Corporate Growth: The Perils of Scale
Scholar: Edward D. Hess
Growth can be bad. To business leaders who came of age during the past several decades, that idea might seem anathema. Despite abundant evidence in both public and private companies of the perils of growth, what Edward Hess calls the "Growth Mental Model" is firmly entrenched, not only among executives but also on Wall Street, in the business press, among consultants, and in MBA classrooms. Hess, a Darden professor and Batten Executive-in-Residence, hopes to shift that mindset, from an obsession with ever-increasing quarterly earnings to a thoughtful focus on improvement.
In his book Smart Growth: Building an Enduring Business by Managing the Risks of Growth (Columbia University Press, forthcoming), Hess, who has spent seven years studying public and private high-growth companies in the United States, dissects the fixation on corporate growth, explores the risks of growth for public and private companies, and offers examples of companies that have approached growth not as a given but as an option.
The Growth Mental Model, Hess explains, is based on the notion that if you're not growing, then you're dying. It assumes that a successful public company is one that grows continuously, and it uses quarterly earnings as the primary measure of a company's health and prospects for the future. It's this thinking, Hess notes, that's behind many companies' attempts to create or manufacture noncore earnings, and has spawned an industry of accountants, bankers and lawyers.
The idea that growth is the ultimate business goal has become axiomatic even though it has no quantitative or empirical data behind it. Hess writes, "In academic terms, the Growth Mental Model is severely flawed; in practitioner terms, it is unrealistic." Indeed, research shows that achieving continuous, uninterrupted business growth over long periods is tremendously difficult and that many highly successful companies do not conform to that pattern.

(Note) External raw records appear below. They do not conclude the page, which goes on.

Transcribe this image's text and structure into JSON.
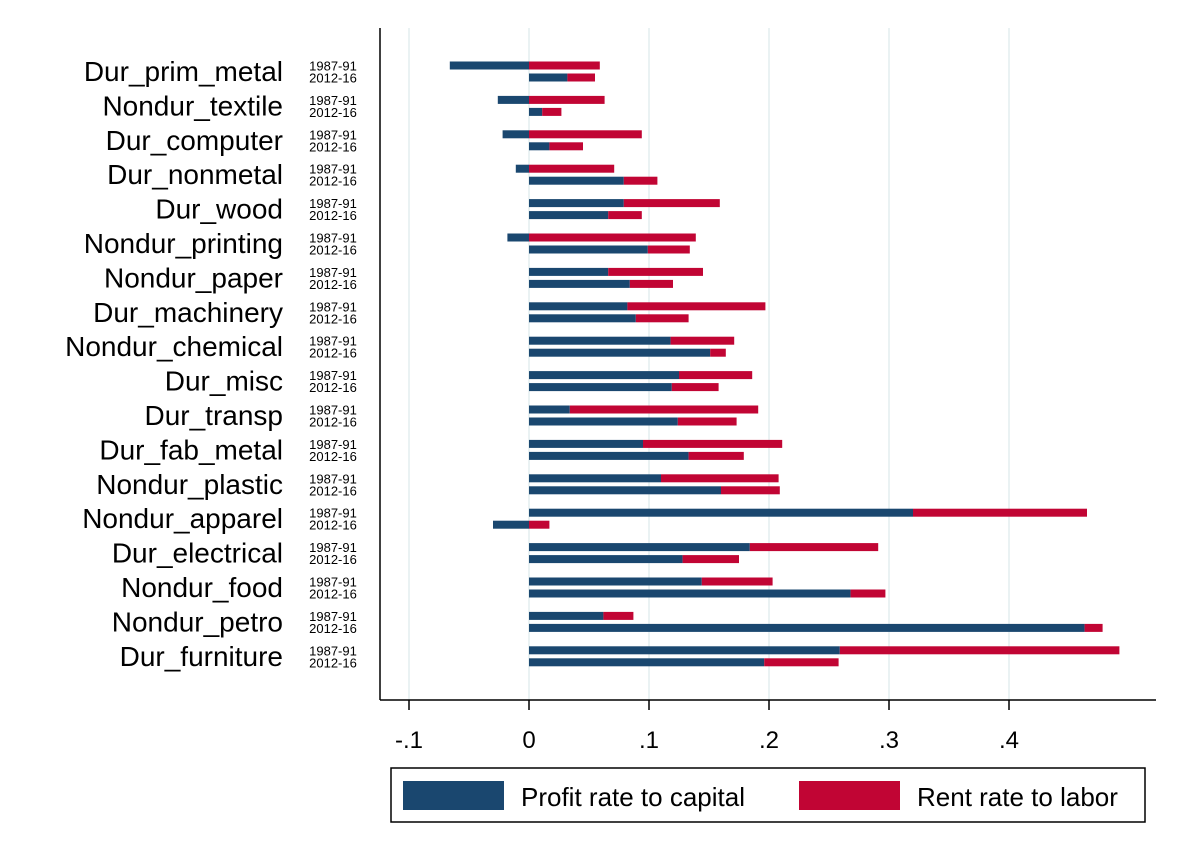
{
  "chart_data": {
    "type": "bar",
    "orientation": "horizontal",
    "stacked": true,
    "title": "",
    "xlabel": "",
    "ylabel": "",
    "periods": [
      "1987-91",
      "2012-16"
    ],
    "x_ticks": [
      -0.1,
      0,
      0.1,
      0.2,
      0.3,
      0.4
    ],
    "x_tick_labels": [
      "-.1",
      "0",
      ".1",
      ".2",
      ".3",
      ".4"
    ],
    "xlim": [
      -0.125,
      0.525
    ],
    "grid": true,
    "legend_position": "bottom",
    "series": [
      {
        "name": "Profit rate to capital",
        "color": "#1a476f"
      },
      {
        "name": "Rent rate to labor",
        "color": "#c10534"
      }
    ],
    "categories": [
      {
        "name": "Dur_prim_metal",
        "data": [
          {
            "period": "1987-91",
            "profit": -0.066,
            "rent": 0.059
          },
          {
            "period": "2012-16",
            "profit": 0.032,
            "rent": 0.023
          }
        ]
      },
      {
        "name": "Nondur_textile",
        "data": [
          {
            "period": "1987-91",
            "profit": -0.026,
            "rent": 0.063
          },
          {
            "period": "2012-16",
            "profit": 0.011,
            "rent": 0.016
          }
        ]
      },
      {
        "name": "Dur_computer",
        "data": [
          {
            "period": "1987-91",
            "profit": -0.022,
            "rent": 0.094
          },
          {
            "period": "2012-16",
            "profit": 0.017,
            "rent": 0.028
          }
        ]
      },
      {
        "name": "Dur_nonmetal",
        "data": [
          {
            "period": "1987-91",
            "profit": -0.011,
            "rent": 0.071
          },
          {
            "period": "2012-16",
            "profit": 0.079,
            "rent": 0.028
          }
        ]
      },
      {
        "name": "Dur_wood",
        "data": [
          {
            "period": "1987-91",
            "profit": 0.079,
            "rent": 0.08
          },
          {
            "period": "2012-16",
            "profit": 0.066,
            "rent": 0.028
          }
        ]
      },
      {
        "name": "Nondur_printing",
        "data": [
          {
            "period": "1987-91",
            "profit": -0.018,
            "rent": 0.139
          },
          {
            "period": "2012-16",
            "profit": 0.099,
            "rent": 0.035
          }
        ]
      },
      {
        "name": "Nondur_paper",
        "data": [
          {
            "period": "1987-91",
            "profit": 0.066,
            "rent": 0.079
          },
          {
            "period": "2012-16",
            "profit": 0.084,
            "rent": 0.036
          }
        ]
      },
      {
        "name": "Dur_machinery",
        "data": [
          {
            "period": "1987-91",
            "profit": 0.082,
            "rent": 0.115
          },
          {
            "period": "2012-16",
            "profit": 0.089,
            "rent": 0.044
          }
        ]
      },
      {
        "name": "Nondur_chemical",
        "data": [
          {
            "period": "1987-91",
            "profit": 0.118,
            "rent": 0.053
          },
          {
            "period": "2012-16",
            "profit": 0.151,
            "rent": 0.013
          }
        ]
      },
      {
        "name": "Dur_misc",
        "data": [
          {
            "period": "1987-91",
            "profit": 0.125,
            "rent": 0.061
          },
          {
            "period": "2012-16",
            "profit": 0.119,
            "rent": 0.039
          }
        ]
      },
      {
        "name": "Dur_transp",
        "data": [
          {
            "period": "1987-91",
            "profit": 0.034,
            "rent": 0.157
          },
          {
            "period": "2012-16",
            "profit": 0.124,
            "rent": 0.049
          }
        ]
      },
      {
        "name": "Dur_fab_metal",
        "data": [
          {
            "period": "1987-91",
            "profit": 0.095,
            "rent": 0.116
          },
          {
            "period": "2012-16",
            "profit": 0.133,
            "rent": 0.046
          }
        ]
      },
      {
        "name": "Nondur_plastic",
        "data": [
          {
            "period": "1987-91",
            "profit": 0.11,
            "rent": 0.098
          },
          {
            "period": "2012-16",
            "profit": 0.16,
            "rent": 0.049
          }
        ]
      },
      {
        "name": "Nondur_apparel",
        "data": [
          {
            "period": "1987-91",
            "profit": 0.32,
            "rent": 0.145
          },
          {
            "period": "2012-16",
            "profit": -0.03,
            "rent": 0.017
          }
        ]
      },
      {
        "name": "Dur_electrical",
        "data": [
          {
            "period": "1987-91",
            "profit": 0.184,
            "rent": 0.107
          },
          {
            "period": "2012-16",
            "profit": 0.128,
            "rent": 0.047
          }
        ]
      },
      {
        "name": "Nondur_food",
        "data": [
          {
            "period": "1987-91",
            "profit": 0.144,
            "rent": 0.059
          },
          {
            "period": "2012-16",
            "profit": 0.268,
            "rent": 0.029
          }
        ]
      },
      {
        "name": "Nondur_petro",
        "data": [
          {
            "period": "1987-91",
            "profit": 0.062,
            "rent": 0.025
          },
          {
            "period": "2012-16",
            "profit": 0.463,
            "rent": 0.015
          }
        ]
      },
      {
        "name": "Dur_furniture",
        "data": [
          {
            "period": "1987-91",
            "profit": 0.259,
            "rent": 0.233
          },
          {
            "period": "2012-16",
            "profit": 0.196,
            "rent": 0.062
          }
        ]
      }
    ]
  }
}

The Growth Mental Model also ignores the risks of scaling a business. Growth is a highly complex process that can stress a company's financial and quality control systems, threaten its culture, weaken its customer value proposition, distract senior management and transform its competitive environment in ways the company may not be prepared to deal with. The result of poorly managed growth can be destruction—of companies, families, and communities.
Hess did not embark on his research in order to undo the corporate fixation on growth—a mindset that, ironically, served him well in his former work as a professional in investment banking, private equity and strategy consulting. "I made my living helping finance and create growth companies," he writes. He is now a realist when it comes to growth. Pursuing growth may be the right move as part of a company's broader strategy of continuously improving the way it meets customers' needs. But it may be the wrong decision if the risks outweigh the benefits—and if the company is not prepared to manage those risks.
Smart Growth includes tools that help business leaders decide whether, when, and how to grow and case studies of companies, such as Costco and UPS, that have rejected the Growth Mental Model in favor of a more critical approach, which assumes that being better is more important than being bigger.